El encarecimiento de la vivienda y la imposibilidad de acceder a un techo es una de las principales preocupaciones para los españoles, especialmente para los más jóvenes. En este sentido, desde la izquierda política y mediática se insiste en que la solución para la crisis de la vivienda pasa por incrementar el control público sobre el mercado inmobiliario. El problema es que la causa de fondo que explica la actual situación de este mercado es consecuencia del intervencionismo gubernamental.
No es sólo que el Estado haya generado una escasez artificial de vivienda como consecuencia de su política en materia inmobiliaria. Lo cierto es que el Gobierno también presiona los precios al alza mediante los impuestos. Así lo pone de manifiesto el informe Impuesto sobre el Incremento del Valor de los Terrenos de Naturaleza Urbana y su Impacto en la Compraventa de viviendas de nueva construcción, elaborado por la consultora EY para Asprima, que detalla cómo "más de una cuarta parte del esfuerzo económico asociado a la compra de una vivienda nueva responde a cargas fiscales".
Impacto de los impuestos
Las cargas tributarias son, junto con la falta de suelo y las exigencias normativas a la construcción, uno de los factores que explican el precio de los inmuebles. En este sentido, de acuerdo con un reciente informe elaborado por EY para Asprima, "entre todos los tributos que encarecen el precio de la vivienda de obra nueva, la plusvalía municipal destaca como uno de los más desconectados de la realidad económica". De acuerdo con la consultora, la tasa impositiva de este tributo en el ámbito de la vivienda nueva "se ha disparado de forma desorbitada en los últimos años, alcanzando incrementos de más del 600% en algunos municipios".
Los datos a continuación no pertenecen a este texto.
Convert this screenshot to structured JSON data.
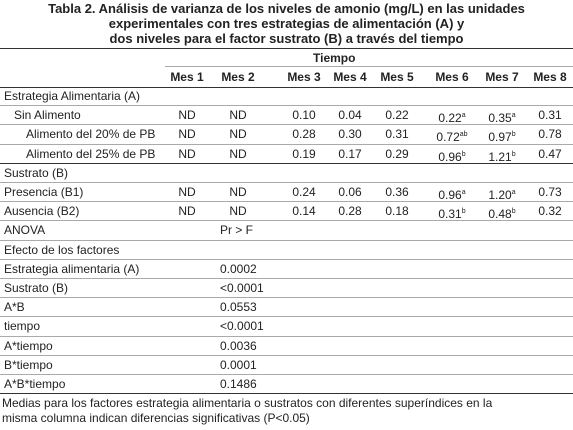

Al respecto, el informe detalla además que este proceso se ha producido "sin que exista correlación alguna con incrementos reales del valor ni con una capacidad económica efectiva del comprador". Así las cosas, la consultora denuncia que este tributo "se trata, en esencia, de un impuesto que se ha desvirtuado por completo y que hoy funciona como un instrumento recaudatorio que termina repercutiéndose, de manera inevitable, en el precio final del inmueble que paga el comprador".
De hecho, de acuerdo con EY, "el problema no es solo la cuantía sino la lógica sobre la que está construido el impuesto". Concretamente, en su informe EY explica que "la normativa presume incrementos automáticos de valor incluso cuando dichos incrementos son inexistentes o responden únicamente a actuaciones derivadas del proceso de urbanización y construcción, gastos que asumen íntegramente las empresas del sector y que acaba, lógicamente, repercutiéndose en el precio del producto terminado, la vivienda".
No obstante, este impuesto es uno más que se suma a una larga lista de tributos que componen el grueso de la carga fiscal que soporta la vivienda en nuestro país. Precisamente, la consultora explica que "a lo largo del proceso promotor se suceden impuestos, tasas y cargas públicas que inciden en la adquisición del suelo, la tenencia del inmueble, la tramitación urbanística, la ejecución de las obras y la transmisión final de la vivienda".
De este modo, se detalla que "por cada 100.000 euros de precio de vivienda, la acumulación de costes fiscales trasladados al comprador supera los 26.000 euros, es decir, representa más de un 26,1% adicional". En consecuencia, EY incide en que "más de una cuarta parte del esfuerzo económico asociado a la compra de una vivienda nueva responde a proceso de producción y adquisición, y no a una mejora del producto ni a un mayor valor intrínseco del inmueble".
Precisamente, el informe explica que "estos costes fiscales trasladados se generan de forma acumulada en las distintas fases del ciclo de la promoción inmobiliaria", que incluye la adquisición del suelo, la tenencia del inmueble, la ejecución de las obras y la venta de las viviendas. De este modo, los impuestos que se aplican a la vivienda comprenden, entre otros, el gravamen de Actos Jurídicos Documentados, el Impuesto sobre Construcciones, Instalaciones y Obras, las tasas municipales vinculadas a la actividad constructiva, el Impuesto sobre Bienes Inmuebles durante el periodo de promoción y la repercusión económica de la plusvalía municipal.
Con todo, la consultora denuncia que "se trata, en todos los casos, de cargas fiscales que, directa o indirectamente, no son absorbidas por el promotor, sino que se incorporan al precio de venta y son asumidas por el adquirente final". De hecho, EY subraya que este resultado "pone de manifiesto que una parte muy significativa del precio de la vivienda de nueva construcción no responde al valor intrínseco del inmueble, a su calidad constructiva ni a una mejora del producto, sino a la acumulación de cargas fiscales soportadas durante el desarrollo del proyecto".